Today Israel, along with China, is probably the country with the strongest know-how in surveillance systems, both for internal use and for commercial purposes. The control over the Palestinians, denounced several times and whose dramatic consequences were recounted in the 2013 film “Omar” by director Hany Abu-Assad, and some unscrupulous uses of tracking systems during Covid-19 led Haaretz to raise doubts and reporting how Israel is “following China on surveillance”, through cell phone monitoring and the constant attempt “to intrude even more into our lives via our phones. And once he’s in, it’s hard to believe he’ll ever get out again. ‘ Eitay Mack, an Israeli human rights lawyer who has been trying for years to have the NSO export license canceled, told the Financial Times that “since the 1950s, Israel has used its arms sales for diplomatic gain, l ‘the only thing that changes are the names of the countries ”.
On the subject, namely how to manage the export of these products, Antonella Napolitano specifies that «after ten years of negotiations, the European regulation on dual-use technologies was approved in May 2021, introducing certain safeguards and responsibilities. This is an important step but the result could have been more ambitious. With some other NGOs such as Human Rights Watch, Amnesty International, Access Now, we have analyzed the regulation, which is really a minimal basis. There are positive aspects, such as the obligation for EU authorities to publicly provide detailed information on which export licenses have been approved or denied and the risks to human rights, but the agreement does not provide explicit guidance and strict conditions for authorities and exporters of the Member States’.

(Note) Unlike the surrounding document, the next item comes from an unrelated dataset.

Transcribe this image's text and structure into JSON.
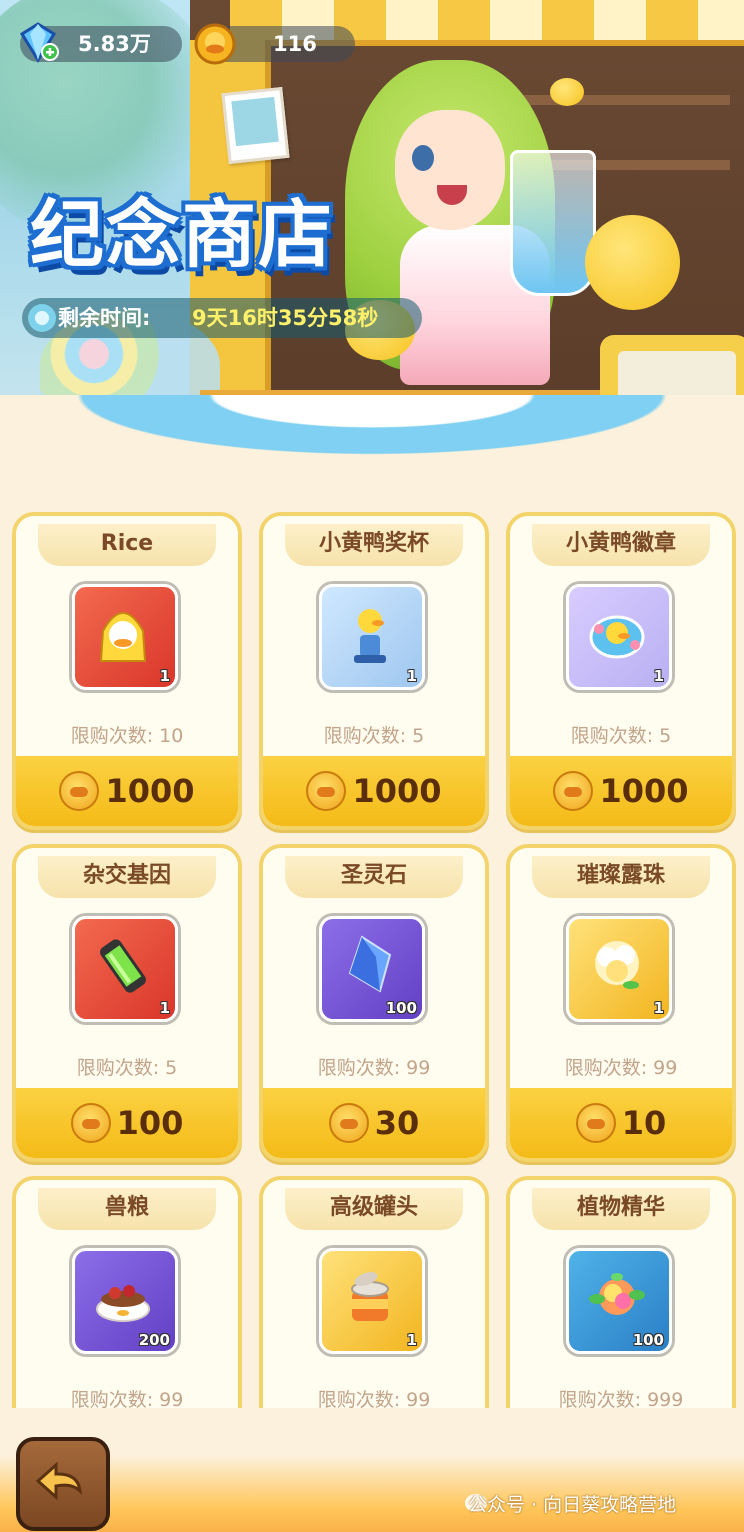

As has emerged over the last few years, Italy also has its role: in 2019 a Wired investigation based on the reconstruction of the investigative journalism center Irpi revealed Exodus, a malware “that has jeopardized millions of bytes of secret and sensitive data, intercepting at least 393 telephones ”, developed by E-Surv, a company from Catanzaro. And even earlier, in 2016, the Privacy International report entitled The Global Surveillance Industry had identified 18 Italian companies, including some such as Hacking Team and Area that have become known to the media over time. In 2017, for example, Mise revoked Area’s export license to Egypt also following pressure from various Italian NGOs (Area is also mentioned together with the NSO in an Al Jazeera documentary entitled “Spy Merchants “). The market is also thriving in Italy, as well as throughout the world, considering that not everything has “emerged”. This is why it is even more complicated to meet international obligations to protect human rights: «There is still a lot to do in terms of broadening the definitions of cyber-surveillance. In short, this is a minimal basis “, explains Antonella Napolitano,” and a lot of responsibility goes to the member states in terms of implementation. Unfortunately, many of them have prioritized the interests of the surveillance industry even in the negotiation phase. Italy has historically been not very transparent on this issue. Investigations like this make the urgency of certain measures even more evident ».